Дора опять села у окна. Анатолий Иваныч спрятал бумажник. По лицу его ветерок носил улыбку — смесь ласковости и униженности — что-то хотел сказать, да не выходило.
— А в Фонтенбло соберемся, как только немножко с делами… «Это естественно. Вольно же мне было лезть со своими романами».
— Дорочка, вы как-то расстроились, почему это?
Он подсел совсем близко, взял ее руку, гладил, пристально на нее уставился. Опять глаза изменились. В голубизне их что-то подрагивало, влажнело. Дора тоже пристально на него смотрела. «Нет, все-таки не жиголо. Все-таки он не жиголо».
— Если вам неприятно, что я попросил взаймы, то могу вернуть…

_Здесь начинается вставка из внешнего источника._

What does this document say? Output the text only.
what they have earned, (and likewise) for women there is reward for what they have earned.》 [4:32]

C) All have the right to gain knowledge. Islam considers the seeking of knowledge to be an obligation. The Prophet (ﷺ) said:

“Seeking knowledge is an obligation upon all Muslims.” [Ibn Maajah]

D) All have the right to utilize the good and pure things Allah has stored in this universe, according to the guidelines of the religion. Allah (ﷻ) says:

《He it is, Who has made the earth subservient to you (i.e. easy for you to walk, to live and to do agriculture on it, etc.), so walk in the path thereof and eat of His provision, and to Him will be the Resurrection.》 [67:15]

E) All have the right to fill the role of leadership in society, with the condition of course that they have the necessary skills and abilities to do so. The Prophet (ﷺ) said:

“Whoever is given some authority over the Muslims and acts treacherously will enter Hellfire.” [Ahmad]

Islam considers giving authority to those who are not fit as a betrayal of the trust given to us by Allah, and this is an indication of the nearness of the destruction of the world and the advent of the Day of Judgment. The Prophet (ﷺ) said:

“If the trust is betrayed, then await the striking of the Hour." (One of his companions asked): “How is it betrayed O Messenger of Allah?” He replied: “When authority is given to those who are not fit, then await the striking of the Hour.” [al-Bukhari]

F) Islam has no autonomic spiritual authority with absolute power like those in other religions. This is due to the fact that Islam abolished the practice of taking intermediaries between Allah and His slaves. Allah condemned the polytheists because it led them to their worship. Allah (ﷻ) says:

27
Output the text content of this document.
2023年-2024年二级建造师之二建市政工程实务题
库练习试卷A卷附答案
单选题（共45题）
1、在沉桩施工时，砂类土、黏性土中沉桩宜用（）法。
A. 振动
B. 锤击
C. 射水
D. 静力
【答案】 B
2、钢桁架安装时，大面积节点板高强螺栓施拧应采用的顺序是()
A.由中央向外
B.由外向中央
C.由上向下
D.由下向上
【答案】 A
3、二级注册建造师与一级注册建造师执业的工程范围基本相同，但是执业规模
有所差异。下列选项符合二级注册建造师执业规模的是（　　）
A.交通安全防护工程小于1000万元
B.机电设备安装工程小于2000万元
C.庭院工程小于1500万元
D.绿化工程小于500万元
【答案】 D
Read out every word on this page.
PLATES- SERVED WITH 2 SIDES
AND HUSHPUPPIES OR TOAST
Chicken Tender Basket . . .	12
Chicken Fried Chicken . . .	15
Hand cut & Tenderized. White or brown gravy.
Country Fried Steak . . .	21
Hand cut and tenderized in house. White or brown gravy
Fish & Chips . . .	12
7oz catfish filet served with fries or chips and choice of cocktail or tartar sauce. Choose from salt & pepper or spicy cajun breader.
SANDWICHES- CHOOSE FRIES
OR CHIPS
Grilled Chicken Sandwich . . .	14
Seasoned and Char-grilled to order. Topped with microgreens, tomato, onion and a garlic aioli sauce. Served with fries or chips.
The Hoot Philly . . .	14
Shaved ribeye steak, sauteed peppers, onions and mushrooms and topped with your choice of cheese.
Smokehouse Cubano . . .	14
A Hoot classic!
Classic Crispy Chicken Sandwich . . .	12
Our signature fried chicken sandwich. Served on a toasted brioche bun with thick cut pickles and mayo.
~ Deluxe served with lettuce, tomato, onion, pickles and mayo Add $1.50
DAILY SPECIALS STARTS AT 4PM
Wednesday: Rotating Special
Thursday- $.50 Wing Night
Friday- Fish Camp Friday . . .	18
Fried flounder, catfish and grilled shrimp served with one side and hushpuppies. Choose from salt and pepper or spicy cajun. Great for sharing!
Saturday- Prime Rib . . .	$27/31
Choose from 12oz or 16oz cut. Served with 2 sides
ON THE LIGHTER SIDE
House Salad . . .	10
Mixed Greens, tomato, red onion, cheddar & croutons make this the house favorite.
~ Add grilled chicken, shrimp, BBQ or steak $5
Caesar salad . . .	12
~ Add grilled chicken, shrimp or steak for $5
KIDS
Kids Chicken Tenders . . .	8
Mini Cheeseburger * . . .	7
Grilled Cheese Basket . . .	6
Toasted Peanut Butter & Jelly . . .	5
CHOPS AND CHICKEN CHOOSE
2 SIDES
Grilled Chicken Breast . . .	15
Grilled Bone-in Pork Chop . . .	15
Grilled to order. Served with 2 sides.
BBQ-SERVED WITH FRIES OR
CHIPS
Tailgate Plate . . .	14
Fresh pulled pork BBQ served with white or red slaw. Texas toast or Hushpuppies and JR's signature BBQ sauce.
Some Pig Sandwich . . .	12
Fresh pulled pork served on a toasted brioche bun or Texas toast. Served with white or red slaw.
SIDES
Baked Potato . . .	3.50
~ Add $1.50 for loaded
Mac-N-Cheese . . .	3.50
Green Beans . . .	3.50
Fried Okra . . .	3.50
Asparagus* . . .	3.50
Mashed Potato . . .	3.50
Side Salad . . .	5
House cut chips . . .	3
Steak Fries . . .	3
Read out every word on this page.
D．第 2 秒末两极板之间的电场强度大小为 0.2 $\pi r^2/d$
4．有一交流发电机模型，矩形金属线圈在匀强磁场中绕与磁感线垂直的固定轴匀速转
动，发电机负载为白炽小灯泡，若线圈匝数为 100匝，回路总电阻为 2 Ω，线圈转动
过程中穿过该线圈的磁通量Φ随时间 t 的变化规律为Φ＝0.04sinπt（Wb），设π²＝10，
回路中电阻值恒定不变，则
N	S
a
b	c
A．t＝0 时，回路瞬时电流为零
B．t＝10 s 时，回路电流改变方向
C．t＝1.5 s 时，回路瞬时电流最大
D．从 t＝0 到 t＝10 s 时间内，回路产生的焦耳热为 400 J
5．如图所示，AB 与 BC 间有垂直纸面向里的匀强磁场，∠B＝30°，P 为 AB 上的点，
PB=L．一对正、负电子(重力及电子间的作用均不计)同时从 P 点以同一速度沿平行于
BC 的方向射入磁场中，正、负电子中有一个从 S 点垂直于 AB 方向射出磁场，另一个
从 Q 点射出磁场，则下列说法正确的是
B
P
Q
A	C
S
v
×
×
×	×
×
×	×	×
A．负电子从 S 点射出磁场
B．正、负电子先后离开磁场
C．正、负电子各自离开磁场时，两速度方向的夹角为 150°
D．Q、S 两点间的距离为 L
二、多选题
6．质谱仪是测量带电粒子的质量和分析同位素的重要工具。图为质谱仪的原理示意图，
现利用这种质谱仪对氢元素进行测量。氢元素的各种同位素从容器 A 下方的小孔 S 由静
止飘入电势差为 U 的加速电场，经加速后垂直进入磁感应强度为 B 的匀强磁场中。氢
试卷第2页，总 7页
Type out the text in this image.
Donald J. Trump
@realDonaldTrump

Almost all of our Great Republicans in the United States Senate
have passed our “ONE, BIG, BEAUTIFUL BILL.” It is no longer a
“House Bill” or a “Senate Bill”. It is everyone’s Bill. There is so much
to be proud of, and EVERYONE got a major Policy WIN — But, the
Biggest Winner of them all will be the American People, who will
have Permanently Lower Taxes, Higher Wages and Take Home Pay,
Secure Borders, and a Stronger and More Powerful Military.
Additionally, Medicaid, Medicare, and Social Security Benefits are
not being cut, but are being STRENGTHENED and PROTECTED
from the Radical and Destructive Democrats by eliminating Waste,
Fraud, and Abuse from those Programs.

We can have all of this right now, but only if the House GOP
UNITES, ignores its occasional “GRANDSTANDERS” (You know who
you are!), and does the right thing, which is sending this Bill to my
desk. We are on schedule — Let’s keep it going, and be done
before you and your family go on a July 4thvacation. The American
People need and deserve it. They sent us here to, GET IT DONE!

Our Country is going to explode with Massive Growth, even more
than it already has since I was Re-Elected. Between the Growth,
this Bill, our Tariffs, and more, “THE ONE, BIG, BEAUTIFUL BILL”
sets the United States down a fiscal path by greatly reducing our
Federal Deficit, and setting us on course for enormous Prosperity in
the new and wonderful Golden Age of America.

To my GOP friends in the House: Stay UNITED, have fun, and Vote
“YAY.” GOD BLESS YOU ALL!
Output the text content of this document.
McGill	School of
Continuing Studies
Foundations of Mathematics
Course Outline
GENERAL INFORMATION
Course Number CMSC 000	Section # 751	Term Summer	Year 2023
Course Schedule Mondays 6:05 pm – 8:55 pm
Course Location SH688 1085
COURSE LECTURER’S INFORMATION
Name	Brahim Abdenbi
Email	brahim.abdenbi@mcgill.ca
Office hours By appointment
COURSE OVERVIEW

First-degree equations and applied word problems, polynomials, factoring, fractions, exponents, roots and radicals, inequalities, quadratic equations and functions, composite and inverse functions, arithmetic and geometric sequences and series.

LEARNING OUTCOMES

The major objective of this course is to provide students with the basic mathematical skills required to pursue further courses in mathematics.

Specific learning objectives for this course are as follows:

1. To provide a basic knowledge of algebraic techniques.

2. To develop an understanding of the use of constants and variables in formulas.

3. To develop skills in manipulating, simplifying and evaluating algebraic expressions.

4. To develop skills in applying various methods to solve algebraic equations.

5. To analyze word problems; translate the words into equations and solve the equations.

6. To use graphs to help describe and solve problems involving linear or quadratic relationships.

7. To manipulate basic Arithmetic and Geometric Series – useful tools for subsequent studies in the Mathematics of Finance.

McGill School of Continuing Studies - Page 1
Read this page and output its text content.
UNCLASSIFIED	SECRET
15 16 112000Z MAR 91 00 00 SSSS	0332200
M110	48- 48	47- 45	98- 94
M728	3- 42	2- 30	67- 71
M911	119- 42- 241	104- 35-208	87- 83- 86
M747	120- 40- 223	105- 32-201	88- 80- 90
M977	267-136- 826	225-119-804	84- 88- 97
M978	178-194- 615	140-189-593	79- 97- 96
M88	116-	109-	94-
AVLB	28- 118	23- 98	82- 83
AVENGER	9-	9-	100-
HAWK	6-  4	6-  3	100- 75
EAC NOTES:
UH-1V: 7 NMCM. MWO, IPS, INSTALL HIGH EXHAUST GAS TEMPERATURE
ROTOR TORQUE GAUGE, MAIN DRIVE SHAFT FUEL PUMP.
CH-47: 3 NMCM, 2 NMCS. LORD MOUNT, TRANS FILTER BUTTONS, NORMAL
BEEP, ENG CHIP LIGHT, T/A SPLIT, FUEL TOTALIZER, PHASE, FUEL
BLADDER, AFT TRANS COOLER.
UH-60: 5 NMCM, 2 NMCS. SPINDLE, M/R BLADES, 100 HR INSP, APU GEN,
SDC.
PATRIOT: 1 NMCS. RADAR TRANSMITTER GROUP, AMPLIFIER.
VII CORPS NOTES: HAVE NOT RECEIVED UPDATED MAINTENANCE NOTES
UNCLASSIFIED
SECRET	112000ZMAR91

«Если бы был настоящий жиголо, проще бы и вышло». Он отнял руку, потянулся к боковому карману с бумажником. Глаза в тайной глубине своей отразили такую тоску… Дора улыбнулась.
— Мне ничего не неприятно.
Он в нерешительности остановил руку — ехать ли ей дальше за бумажником, повернуть ли к ласке Дориной руки? Но последнее было приятнее. И выгоднее.
— Я сам очень стесняюсь брать у вас… но всего на несколько дней.
— Напрасно стесняетесь. Ничего нет плохого.
«Как глупо, что я Рафаила отправила. Ах, как все глупо!»
— Насчет Фонтенбло вы не оправдывайтесь, — сказала она вдруг твердо, как полагалось Доре прежних, рассудительных лет. — Куда же там ехать.
И встала. День кончался. Некая дверь захлопнулась. Из-за той двери, тем же разумным голосом произнесла Дора:
— Мне пора к Капитолине Александровне. Во всяком случае, надо следить за сердцем. Я бы советовала и вам зайти, но позже. Не надо, чтобы она знала, что вы были здесь.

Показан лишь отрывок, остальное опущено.